I am working in R with some really messy address data and have been able to solve every issue except one. At the end of the address string, where the zip code is — there is often 1, 2, or 3 additional digits which I need to remove (when they are present). I cannot just substring the field as the number of trailing digits varies, so it appears I need a regex solution.
Here are some examples of how the addresses currently look:
“3660 Nogales St West Covina, CA, 9179266”
“6666 W Peoria Ave #106 Glendale, AZ, 85302174”

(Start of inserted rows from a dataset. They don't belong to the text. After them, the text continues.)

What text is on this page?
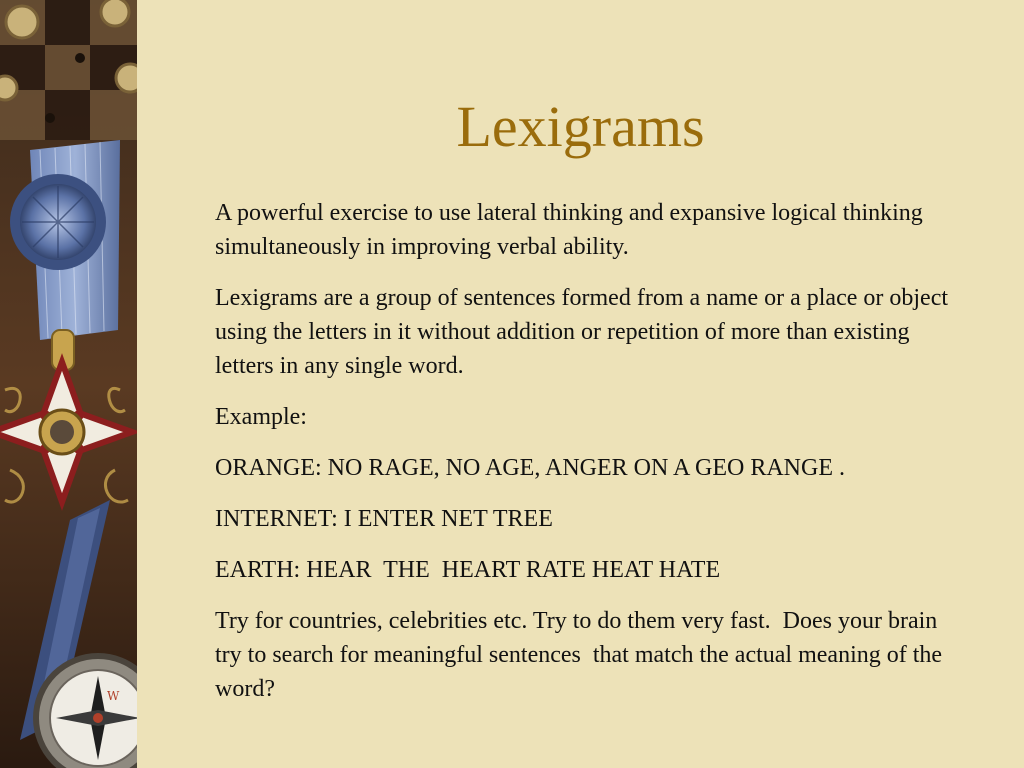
W
Lexigrams

A powerful exercise to use lateral thinking and expansive logical thinking simultaneously in improving verbal ability.

Lexigrams are a group of sentences formed from a name or a place or object using the letters in it without addition or repetition of more than existing letters in any single word.

Example:

ORANGE: NO RAGE, NO AGE, ANGER ON A GEO RANGE .

INTERNET: I ENTER NET TREE

EARTH: HEAR  THE  HEART RATE HEAT HATE

Try for countries, celebrities etc. Try to do them very fast.  Does your brain try to search for meaningful sentences  that match the actual meaning of the word?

“10391 Friars Rd San Diego, CA, 9212051”
“7950 E Mississippi Ave Suite F Denver, CO, 8024766”
“1079 S Federal Blvd Denver, CO, 8021956”

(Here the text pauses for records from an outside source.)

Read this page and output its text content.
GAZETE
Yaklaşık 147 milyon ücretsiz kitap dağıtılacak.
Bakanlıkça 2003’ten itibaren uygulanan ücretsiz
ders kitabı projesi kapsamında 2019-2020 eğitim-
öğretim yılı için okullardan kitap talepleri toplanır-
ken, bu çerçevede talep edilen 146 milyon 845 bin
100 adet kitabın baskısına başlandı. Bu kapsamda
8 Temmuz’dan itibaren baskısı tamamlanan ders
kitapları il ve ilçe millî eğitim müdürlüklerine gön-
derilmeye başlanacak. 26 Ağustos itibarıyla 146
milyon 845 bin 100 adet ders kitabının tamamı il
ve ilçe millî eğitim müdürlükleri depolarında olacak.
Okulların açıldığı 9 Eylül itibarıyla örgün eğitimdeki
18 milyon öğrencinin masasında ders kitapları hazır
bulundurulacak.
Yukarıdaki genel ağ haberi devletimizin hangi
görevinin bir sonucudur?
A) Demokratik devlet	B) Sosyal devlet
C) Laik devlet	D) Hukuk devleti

“1420 Saratoga Ave San Jose, CA, 9512948”
I’ve tried several things which resulted in unexpected outputs. The most recent attempt, which I thought would work, is greedy matching on commas and extracting the 5 digits following the final comma group.
This is the code I used:
str_extract_all(df$address, "^\w+(?:,\w+)*,\d{5}")
but this turns the string into character(0)
when I expected it to return the addresses less the trailing digits. So, I expect there is an issue with the code rather than the solution itself.
I am still learning regex and consider myself a beginner, so I may be making a trivial mistake or missing a feature that is critical to the code working. Any help is greatly appreciated!